On snake oil, physics and databases

A while ago, I let out kind of a rant over at Netways' blog (in German).

As the topic keeps popping up, I'll put a somewhat condensed English version of it here.

In Neal Stephenson's wonderful novel Cryptonomicon, there's a little side story on a bandsaw. My favorite sentence is this one:

"Anecdotes about accidents involving the bandsaw were told in hushed voices 
and not usually commingled with other industrial-accident anecdotes."

At any PostgreSQL conference, there will be some kind of "war story" round over a couple of drinks. Entity–Attribute–Value (EAV) schemas, untested backups, dynamic SQL using unmasked user input etc. Most of these problems can simply be blamed on the users/designers/architects. Of course, we tend to #blamemagnus for some others... ;-)

However, many of the catastrophic experiences with MySQL or MariaDB can not simply be blamed to users. As they did everything "by the book" and still ended up with garbage in their databases.

But why?
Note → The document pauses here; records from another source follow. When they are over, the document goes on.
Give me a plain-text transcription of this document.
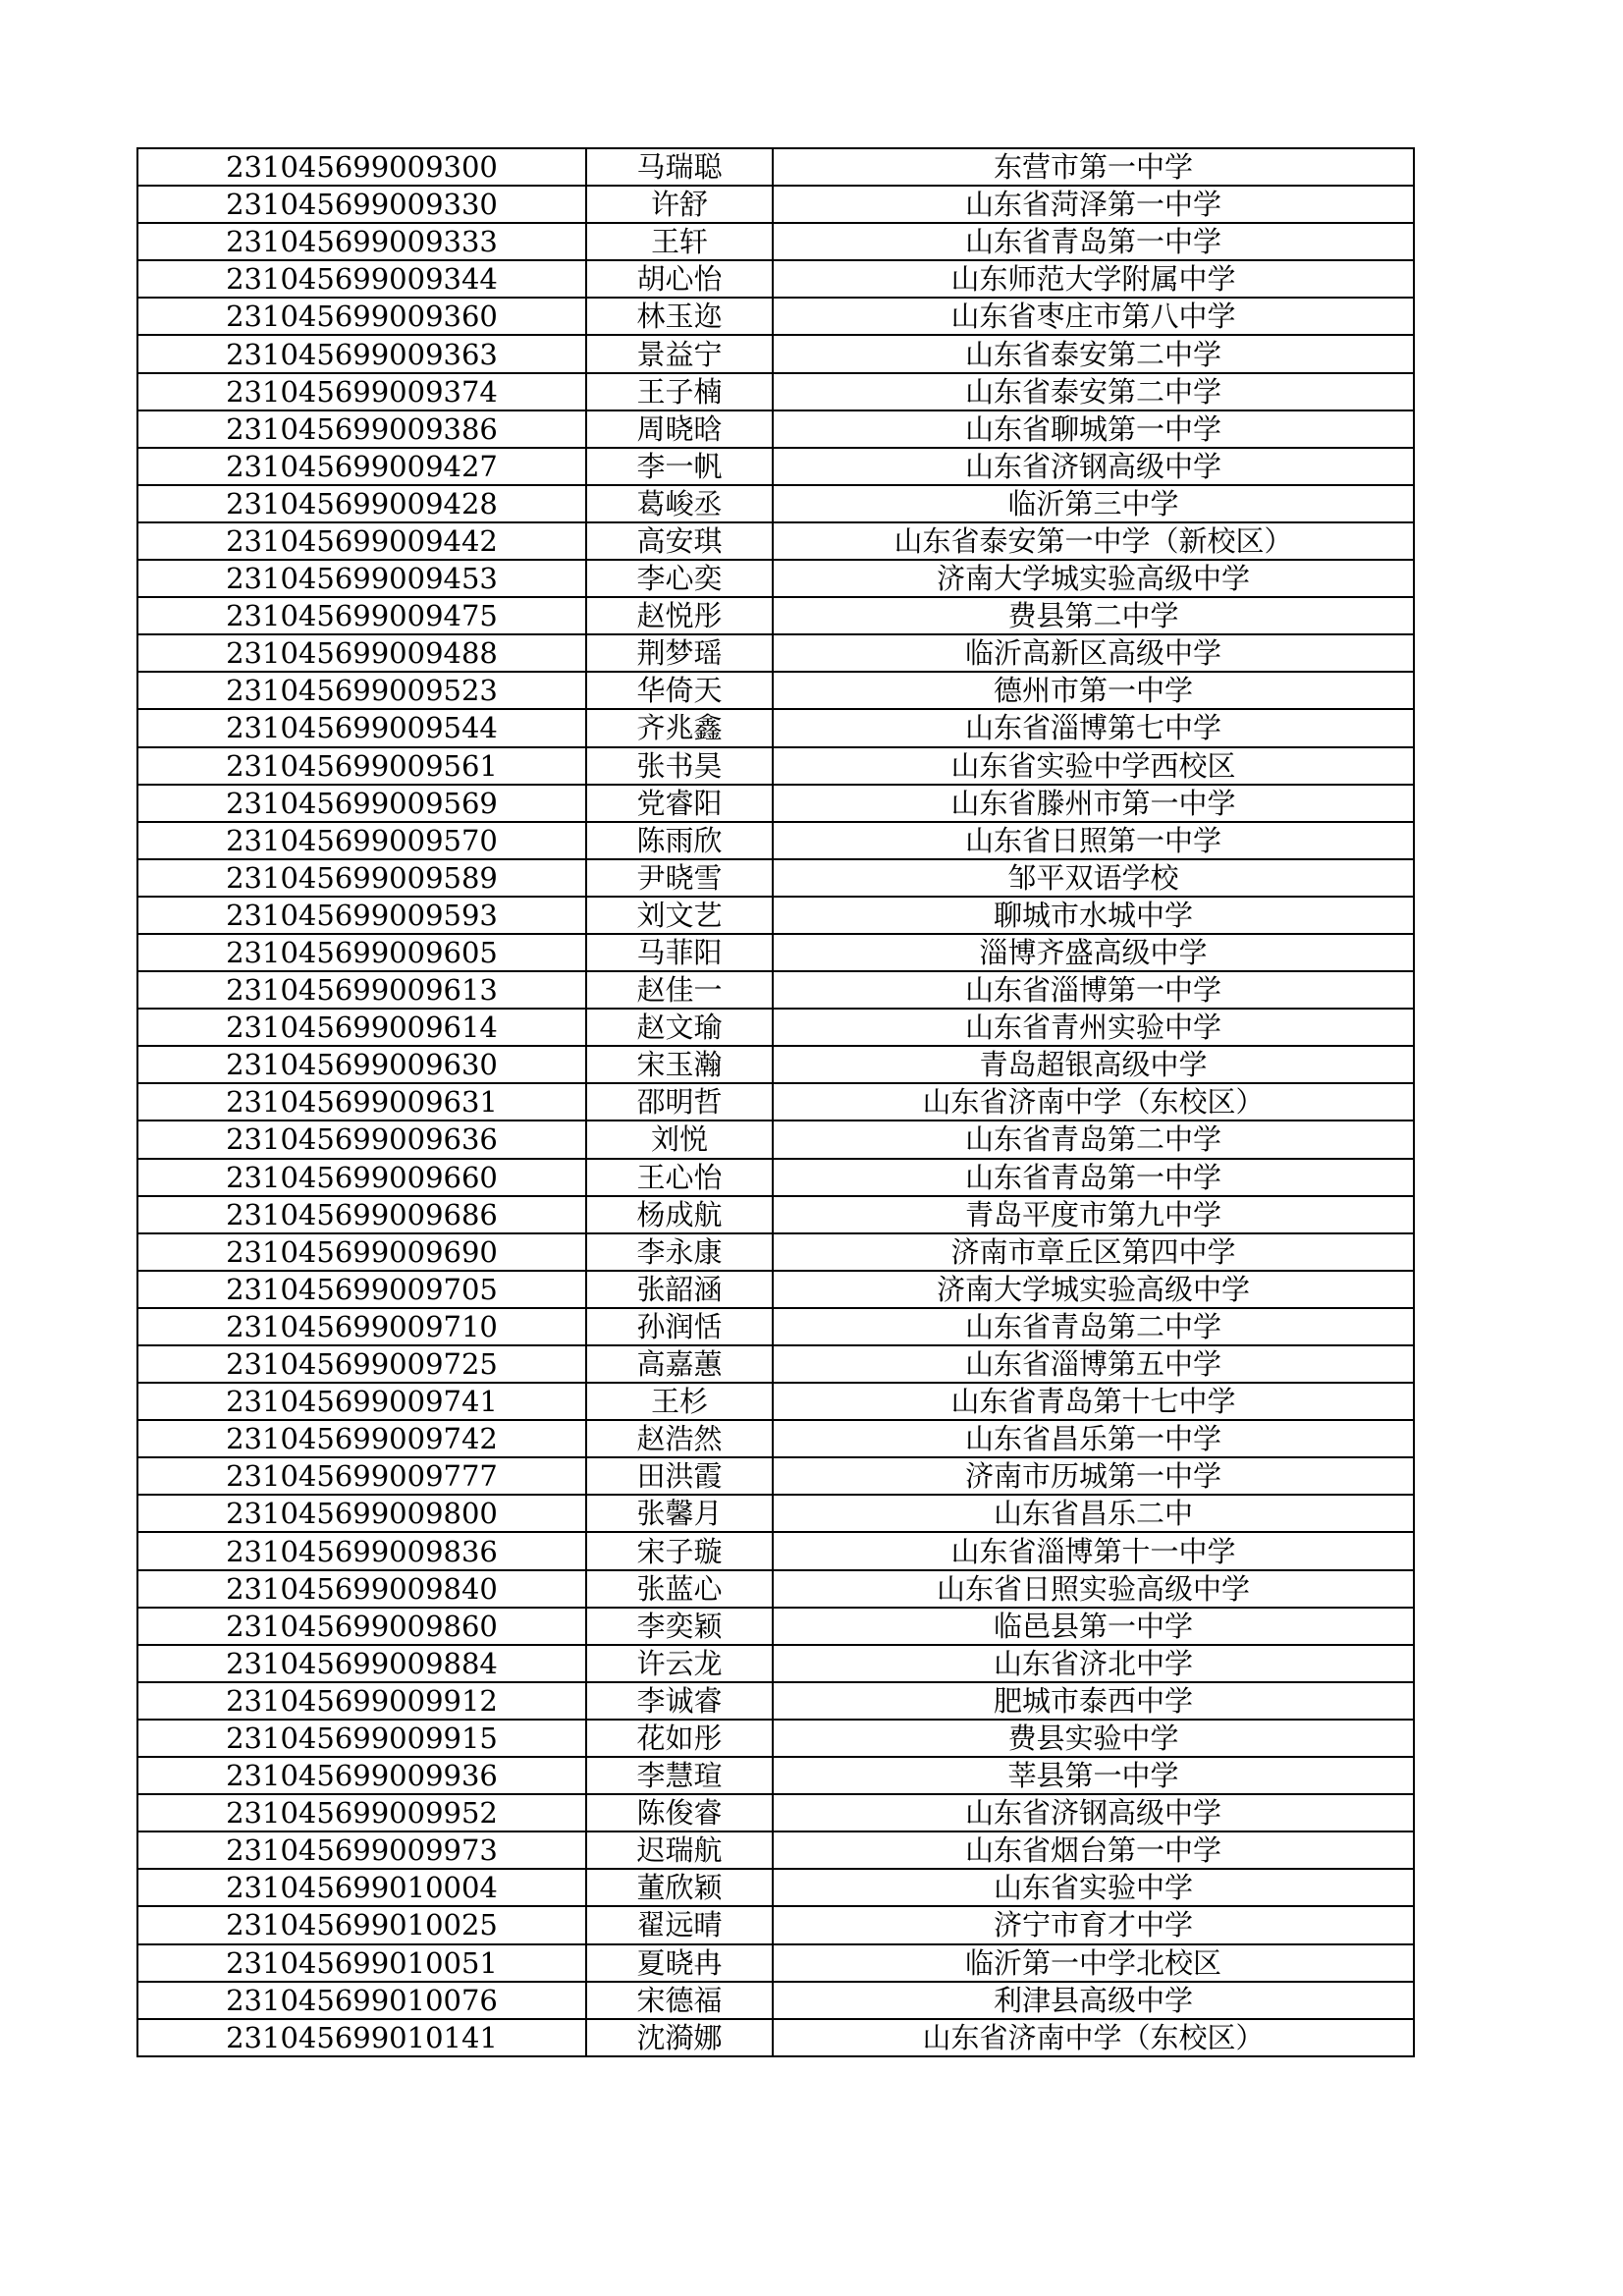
231045699009300	马瑞聪	东营市第一中学
231045699009330	许舒	山东省菏泽第一中学
231045699009333	王轩	山东省青岛第一中学
231045699009344	胡心怡	山东师范大学附属中学
231045699009360	林玉迩	山东省枣庄市第八中学
231045699009363	景益宁	山东省泰安第二中学
231045699009374	王子楠	山东省泰安第二中学
231045699009386	周晓晗	山东省聊城第一中学
231045699009427	李一帆	山东省济钢高级中学
231045699009428	葛峻丞	临沂第三中学
231045699009442	高安琪	山东省泰安第一中学（新校区）
231045699009453	李心奕	济南大学城实验高级中学
231045699009475	赵悦彤	费县第二中学
231045699009488	荆梦瑶	临沂高新区高级中学
231045699009523	华倚天	德州市第一中学
231045699009544	齐兆鑫	山东省淄博第七中学
231045699009561	张书昊	山东省实验中学西校区
231045699009569	党睿阳	山东省滕州市第一中学
231045699009570	陈雨欣	山东省日照第一中学
231045699009589	尹晓雪	邹平双语学校
231045699009593	刘文艺	聊城市水城中学
231045699009605	马菲阳	淄博齐盛高级中学
231045699009613	赵佳一	山东省淄博第一中学
231045699009614	赵文瑜	山东省青州实验中学
231045699009630	宋玉瀚	青岛超银高级中学
231045699009631	邵明哲	山东省济南中学（东校区）
231045699009636	刘悦	山东省青岛第二中学
231045699009660	王心怡	山东省青岛第一中学
231045699009686	杨成航	青岛平度市第九中学
231045699009690	李永康	济南市章丘区第四中学
231045699009705	张韶涵	济南大学城实验高级中学
231045699009710	孙润恬	山东省青岛第二中学
231045699009725	高嘉蕙	山东省淄博第五中学
231045699009741	王杉	山东省青岛第十七中学
231045699009742	赵浩然	山东省昌乐第一中学
231045699009777	田洪霞	济南市历城第一中学
231045699009800	张馨月	山东省昌乐二中
231045699009836	宋子璇	山东省淄博第十一中学
231045699009840	张蓝心	山东省日照实验高级中学
231045699009860	李奕颖	临邑县第一中学
231045699009884	许云龙	山东省济北中学
231045699009912	李诚睿	肥城市泰西中学
231045699009915	花如彤	费县实验中学
231045699009936	李慧瑄	莘县第一中学
231045699009952	陈俊睿	山东省济钢高级中学
231045699009973	迟瑞航	山东省烟台第一中学
231045699010004	董欣颖	山东省实验中学
231045699010025	翟远晴	济宁市育才中学
231045699010051	夏晓冉	临沂第一中学北校区
231045699010076	宋德福	利津县高级中学
231045699010141	沈漪娜	山东省济南中学（东校区）
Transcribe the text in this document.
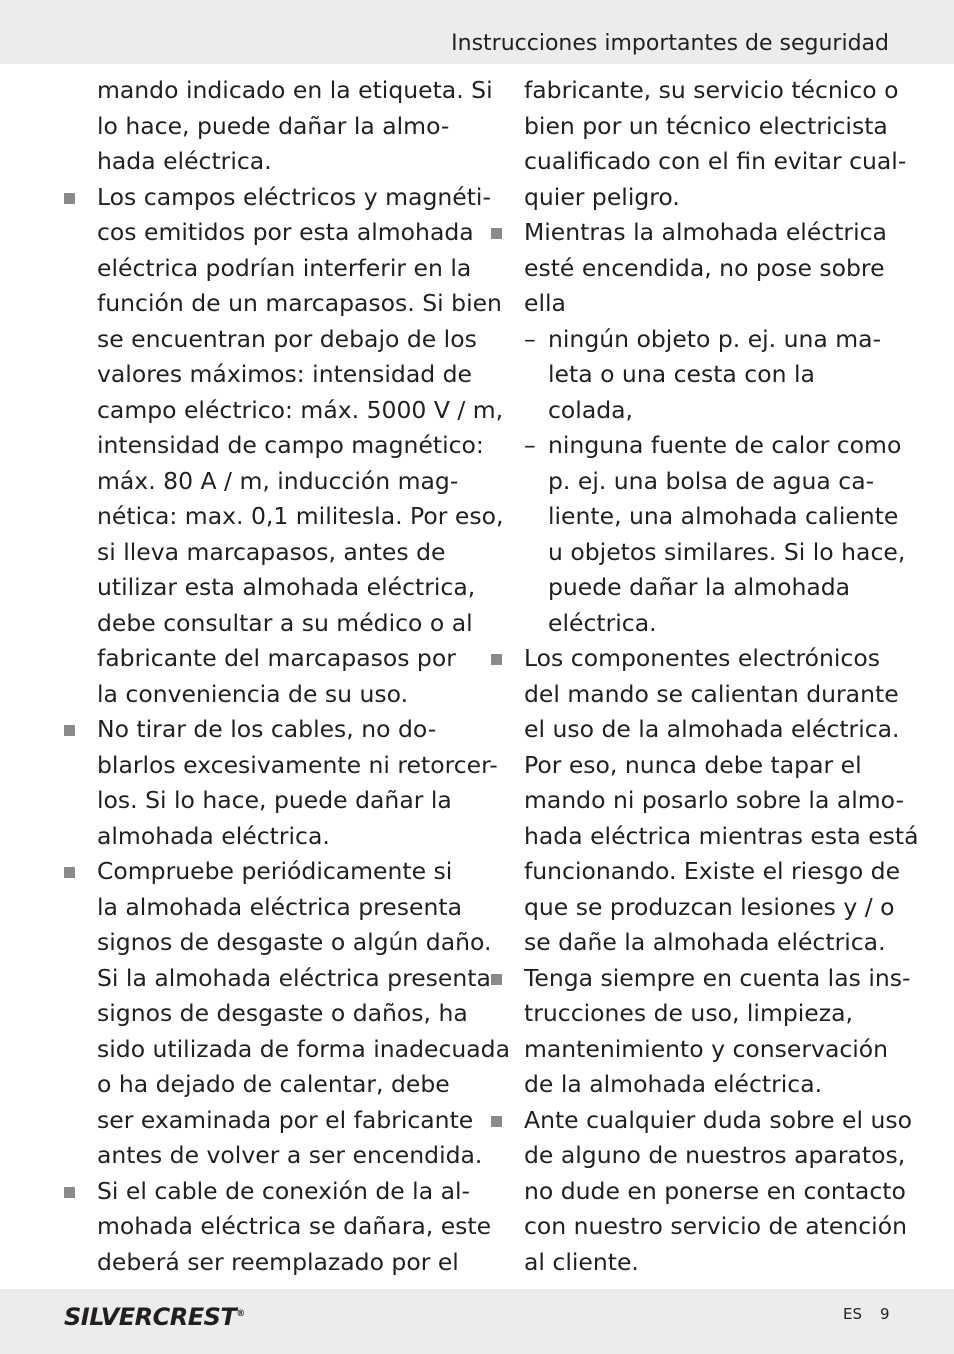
Instrucciones importantes de seguridad
mando indicado en la etiqueta. Si
lo hace, puede dañar la almo-
hada eléctrica.
Los campos eléctricos y magnéti-
cos emitidos por esta almohada
eléctrica podrían interferir en la
función de un marcapasos. Si bien
se encuentran por debajo de los
valores máximos: intensidad de
campo eléctrico: máx. 5000 V / m,
intensidad de campo magnético:
máx. 80 A / m, inducción mag-
nética: max. 0,1 militesla. Por eso,
si lleva marcapasos, antes de
utilizar esta almohada eléctrica,
debe consultar a su médico o al
fabricante del marcapasos por
la conveniencia de su uso.
No tirar de los cables, no do-
blarlos excesivamente ni retorcer-
los. Si lo hace, puede dañar la
almohada eléctrica.
Compruebe periódicamente si
la almohada eléctrica presenta
signos de desgaste o algún daño.
Si la almohada eléctrica presenta
signos de desgaste o daños, ha
sido utilizada de forma inadecuada
o ha dejado de calentar, debe
ser examinada por el fabricante
antes de volver a ser encendida.
Si el cable de conexión de la al-
mohada eléctrica se dañara, este
deberá ser reemplazado por el
fabricante, su servicio técnico o
bien por un técnico electricista
cualificado con el fin evitar cual-
quier peligro.
Mientras la almohada eléctrica
esté encendida, no pose sobre
ella
– ningún objeto p. ej. una ma- leta o una cesta con la colada,
– ninguna fuente de calor como p. ej. una bolsa de agua ca- liente, una almohada caliente u objetos similares. Si lo hace, puede dañar la almohada eléctrica.
Los componentes electrónicos
del mando se calientan durante
el uso de la almohada eléctrica.
Por eso, nunca debe tapar el
mando ni posarlo sobre la almo-
hada eléctrica mientras esta está
funcionando. Existe el riesgo de
que se produzcan lesiones y / o
se dañe la almohada eléctrica.
Tenga siempre en cuenta las ins-
trucciones de uso, limpieza,
mantenimiento y conservación
de la almohada eléctrica.
Ante cualquier duda sobre el uso
de alguno de nuestros aparatos,
no dude en ponerse en contacto
con nuestro servicio de atención
al cliente.
SILVERCREST®	ES 9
Maybe these things happen due to a general lack of thinking (on your own)? Sometimes even e general understanding of physics and natural laws would help...

We've seen questions to the PostgreSQL Performance Mailinglist about e.g. a query that Oracle (allegedly) finishes in 0,009 ms while PostgreSQL needs more than 2 minutes. Which is something that could potentially happen!
But then it turned out that the table in question was read end to end ("SELECT * FROM table1;") and had 9.649.110 rows, summing up to ~ 3,5GB. Even DDR5 DRAM peaks at 5,2 GT/s. In 0,000009 seconds, light travels "barely" 2,7 kilometers! You couldn't get that transfer rate by dropping a hard disk... ;-)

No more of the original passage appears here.